Zo’n verzekering is onmogelijk, wanneer de gebruiker geen wetenschap heeft van/over alle data van het AI-systeem en de objectiviteit daarvan. Denk daarbij aan een open, not private, AI-systeem.

Het, vanwege het zorgvuldigheidsbeginsel, vergaren van de nodige kennis omtrent de relevante feiten en de af te wegen belangen kan verder niet volledig aan het AI-systeem worden overgelaten.

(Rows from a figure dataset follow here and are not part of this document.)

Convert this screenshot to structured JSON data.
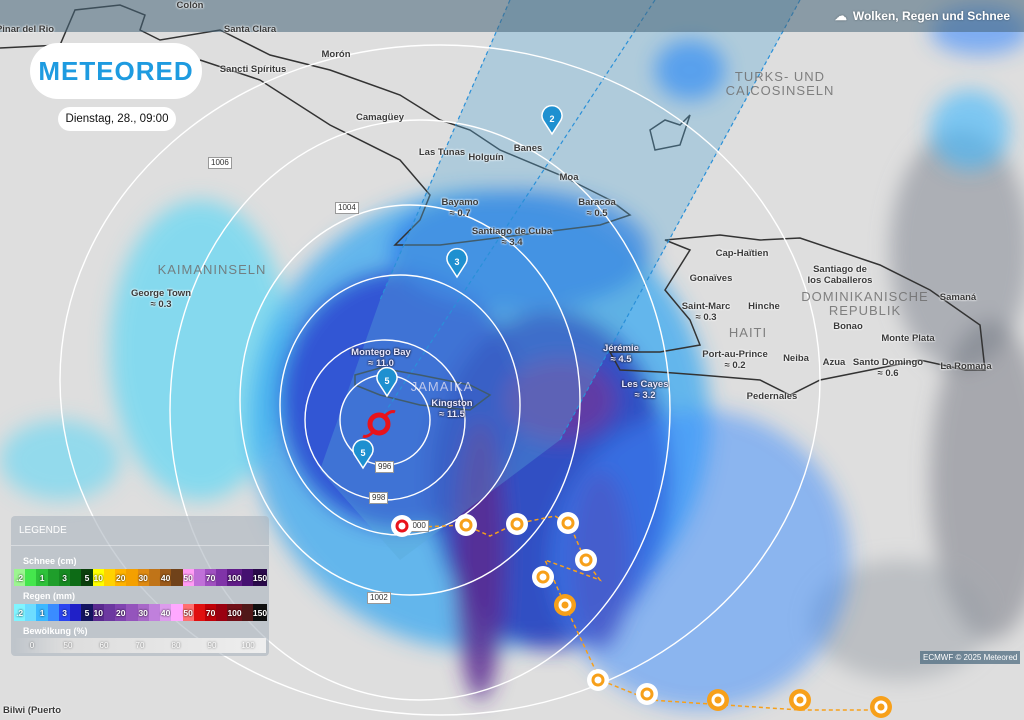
{
  "header": {
    "layer_title": "Wolken, Regen und Schnee",
    "layer_icon": "cloud-rain-icon"
  },
  "logo": "METEORED",
  "date": "Dienstag, 28., 09:00",
  "countries": [
    "KAIMANINSELN",
    "TURKS- UND CAICOSINSELN",
    "HAITI",
    "DOMINIKANISCHE REPUBLIK",
    "JAMAIKA"
  ],
  "cities": [
    {
      "name": "Pinar del Rio"
    },
    {
      "name": "Colón"
    },
    {
      "name": "Santa Clara"
    },
    {
      "name": "Sancti Spíritus"
    },
    {
      "name": "Morón"
    },
    {
      "name": "Camagüey"
    },
    {
      "name": "Las Tunas"
    },
    {
      "name": "Holguín"
    },
    {
      "name": "Banes"
    },
    {
      "name": "Moa"
    },
    {
      "name": "Bayamo",
      "value": "0.7"
    },
    {
      "name": "Baracoa",
      "value": "0.5"
    },
    {
      "name": "Santiago de Cuba",
      "value": "3.4"
    },
    {
      "name": "George Town",
      "value": "0.3"
    },
    {
      "name": "Montego Bay",
      "value": "11.0"
    },
    {
      "name": "Kingston",
      "value": "11.5"
    },
    {
      "name": "Cap-Haïtien"
    },
    {
      "name": "Gonaïves"
    },
    {
      "name": "Saint-Marc",
      "value": "0.3"
    },
    {
      "name": "Hinche"
    },
    {
      "name": "Jérémie",
      "value": "4.5"
    },
    {
      "name": "Les Cayes",
      "value": "3.2"
    },
    {
      "name": "Port-au-Prince",
      "value": "0.2"
    },
    {
      "name": "Neiba"
    },
    {
      "name": "Pedernales"
    },
    {
      "name": "Santiago de los Caballeros"
    },
    {
      "name": "Samaná"
    },
    {
      "name": "Bonao"
    },
    {
      "name": "Monte Plata"
    },
    {
      "name": "Azua"
    },
    {
      "name": "Santo Domingo",
      "value": "0.6"
    },
    {
      "name": "La Romana"
    },
    {
      "name": "Bilwi (Puerto"
    }
  ],
  "isobars": [
    "1006",
    "1004",
    "996",
    "998",
    "1000",
    "1002"
  ],
  "storm_markers": [
    {
      "category": "2",
      "color": "#1e90d0"
    },
    {
      "category": "3",
      "color": "#1e90d0"
    },
    {
      "category": "5",
      "color": "#1e90d0"
    },
    {
      "category": "5",
      "color": "#1e90d0"
    }
  ],
  "hurricane_color": "#e8131b",
  "forecast_storm_color": "#f7a01a",
  "legend": {
    "title": "LEGENDE",
    "snow": {
      "label": "Schnee (cm)",
      "steps": [
        {
          "v": ".2",
          "c": "#9cf590"
        },
        {
          "v": "",
          "c": "#45e64d"
        },
        {
          "v": "1",
          "c": "#2ec23a"
        },
        {
          "v": "",
          "c": "#1f9e2b"
        },
        {
          "v": "3",
          "c": "#178a22"
        },
        {
          "v": "",
          "c": "#0d6b16"
        },
        {
          "v": "5",
          "c": "#0a3f0c"
        },
        {
          "v": "10",
          "c": "#ffff00"
        },
        {
          "v": "",
          "c": "#ffd200"
        },
        {
          "v": "20",
          "c": "#ffb300"
        },
        {
          "v": "",
          "c": "#f4a000"
        },
        {
          "v": "30",
          "c": "#de8a12"
        },
        {
          "v": "",
          "c": "#c07418"
        },
        {
          "v": "40",
          "c": "#9b5a1a"
        },
        {
          "v": "",
          "c": "#70421a"
        },
        {
          "v": "50",
          "c": "#ff9cf5"
        },
        {
          "v": "",
          "c": "#c070d8"
        },
        {
          "v": "70",
          "c": "#a050c0"
        },
        {
          "v": "",
          "c": "#8034a8"
        },
        {
          "v": "100",
          "c": "#601c88"
        },
        {
          "v": "",
          "c": "#451070"
        },
        {
          "v": "150",
          "c": "#2a0a4a"
        }
      ]
    },
    "rain": {
      "label": "Regen (mm)",
      "steps": [
        {
          "v": ".2",
          "c": "#80f4ff"
        },
        {
          "v": "",
          "c": "#6ddcff"
        },
        {
          "v": "1",
          "c": "#3cb8ff"
        },
        {
          "v": "",
          "c": "#3a8cff"
        },
        {
          "v": "3",
          "c": "#2a44f0"
        },
        {
          "v": "",
          "c": "#2020c8"
        },
        {
          "v": "5",
          "c": "#141460"
        },
        {
          "v": "10",
          "c": "#5a2a90"
        },
        {
          "v": "",
          "c": "#6c38a0"
        },
        {
          "v": "20",
          "c": "#8044b0"
        },
        {
          "v": "",
          "c": "#9454bc"
        },
        {
          "v": "30",
          "c": "#a868c8"
        },
        {
          "v": "",
          "c": "#c080dc"
        },
        {
          "v": "40",
          "c": "#dc9cec"
        },
        {
          "v": "",
          "c": "#ffa8ff"
        },
        {
          "v": "50",
          "c": "#ff7070"
        },
        {
          "v": "",
          "c": "#e01010"
        },
        {
          "v": "70",
          "c": "#c00008"
        },
        {
          "v": "",
          "c": "#9a0010"
        },
        {
          "v": "100",
          "c": "#701018"
        },
        {
          "v": "",
          "c": "#501818"
        },
        {
          "v": "150",
          "c": "#101010"
        }
      ]
    },
    "clouds": {
      "label": "Bewölkung (%)",
      "steps": [
        "0",
        "50",
        "60",
        "70",
        "80",
        "90",
        "100"
      ]
    }
  },
  "copyright": "ECMWF © 2025 Meteored"
}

Het AI-systeem is immers overwegend ‘reactief’ en gaat (dus) niet zelf op zoek naar informatie. De betreffende ‘AI-geletterde’ gebruiker zal er dan ook zelf voor moeten zorgen, dat het AI-systeem de nodige kennis omtrent de relevante feiten en de af te wegen belangen vergaart. Zonder relevante input immers (ook) geen relevante output.

Een zorgvuldige belangenafweging en evenredigheidstoetsing vereist tenslotte, in ieder geval, een adequate ‘prompt-kennis’ van de ‘AI-geletterde’ gebruiker.

Een en ander betekent, dat met betrekking tot de toepassing en waarborging van algemene beginselen van behoorlijk bestuur, de lat van ‘een toereikend niveau van AI-geletterdheid’ heel hoog ligt.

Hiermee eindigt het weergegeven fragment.